Prosecutors who want to review Rush Limbaugh's medical records argued in court papers that privacy rights shouldn't be used to hide criminal wrongdoing.
Seizing the conservative radio commentator's medical records in their investigation of his prescription drug use didn't violate his constitutional or privacy rights, Palm Beach County prosecutors said in documents filed Monday.
Limbaugh's lawyers are asking the 4th District Court of Appeal (search) to bar prosecutors from using the records seized in November. Limbaugh is under investigation for possible violations of the state's "doctor shopping" law, which prohibits someone from secretly obtaining overlapping prescriptions from different doctors.

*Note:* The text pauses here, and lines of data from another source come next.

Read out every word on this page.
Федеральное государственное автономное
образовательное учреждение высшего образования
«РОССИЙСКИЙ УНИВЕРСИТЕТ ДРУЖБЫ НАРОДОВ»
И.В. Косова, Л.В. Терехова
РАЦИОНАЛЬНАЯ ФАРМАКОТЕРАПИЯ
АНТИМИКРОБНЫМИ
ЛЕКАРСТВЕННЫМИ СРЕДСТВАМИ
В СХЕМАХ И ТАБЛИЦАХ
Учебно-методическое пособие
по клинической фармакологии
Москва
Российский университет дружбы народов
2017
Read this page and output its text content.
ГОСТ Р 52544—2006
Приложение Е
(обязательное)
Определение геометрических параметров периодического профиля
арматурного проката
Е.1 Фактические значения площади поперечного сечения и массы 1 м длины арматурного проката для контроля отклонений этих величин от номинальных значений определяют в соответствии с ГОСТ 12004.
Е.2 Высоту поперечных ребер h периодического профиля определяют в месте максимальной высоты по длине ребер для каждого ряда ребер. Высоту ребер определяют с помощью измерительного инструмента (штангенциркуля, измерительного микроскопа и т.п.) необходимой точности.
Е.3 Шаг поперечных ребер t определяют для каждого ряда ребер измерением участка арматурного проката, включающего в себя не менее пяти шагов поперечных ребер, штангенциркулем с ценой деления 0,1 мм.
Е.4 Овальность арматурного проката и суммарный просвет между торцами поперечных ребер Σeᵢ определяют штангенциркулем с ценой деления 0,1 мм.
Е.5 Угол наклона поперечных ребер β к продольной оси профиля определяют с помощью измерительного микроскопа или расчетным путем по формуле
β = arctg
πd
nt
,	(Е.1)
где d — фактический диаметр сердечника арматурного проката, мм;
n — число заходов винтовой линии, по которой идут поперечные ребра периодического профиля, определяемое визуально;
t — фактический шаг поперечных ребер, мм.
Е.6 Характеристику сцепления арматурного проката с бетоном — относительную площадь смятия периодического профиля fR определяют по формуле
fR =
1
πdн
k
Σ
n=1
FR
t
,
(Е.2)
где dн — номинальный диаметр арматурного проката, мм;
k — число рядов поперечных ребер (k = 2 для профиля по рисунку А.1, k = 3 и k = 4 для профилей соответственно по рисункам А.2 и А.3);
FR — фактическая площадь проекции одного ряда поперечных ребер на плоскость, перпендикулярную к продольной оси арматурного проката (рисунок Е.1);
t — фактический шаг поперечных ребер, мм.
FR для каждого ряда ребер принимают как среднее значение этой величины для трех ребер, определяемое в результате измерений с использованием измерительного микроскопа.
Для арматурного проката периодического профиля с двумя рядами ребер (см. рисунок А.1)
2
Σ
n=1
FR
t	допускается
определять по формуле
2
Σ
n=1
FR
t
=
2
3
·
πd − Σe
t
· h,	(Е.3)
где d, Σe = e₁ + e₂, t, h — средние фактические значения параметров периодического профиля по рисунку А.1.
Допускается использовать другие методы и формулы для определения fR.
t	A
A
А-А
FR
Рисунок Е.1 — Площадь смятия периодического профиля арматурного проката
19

Limbaugh, 53, hasn't been charged with any crime. In October, he told radio listeners he was addicted to painkillers and was entering a monthlong rehabilitation program.
His lawyer, Roy Black (search), had no comment on the filing. He contends prosecutors should have followed a procedure in state law that requires them to notify someone with a subpoena before they can obtain the records rather than using a search warrant. The notification is designed to give a person a chance to contest it in court.
Assistant State Attorney James Martz (search) argued that Limbaugh's records were seized with a search warrant because investigators feared evidence would be altered or destroyed.
Investigators went after the records after discovering that Limbaugh received about 2,000 painkillers prescribed by four doctors in six months at a pharmacy near his Palm Beach mansion.
Limbaugh's former maid has told investigators she supplied him with "large quantities" of prescription painkillers for years.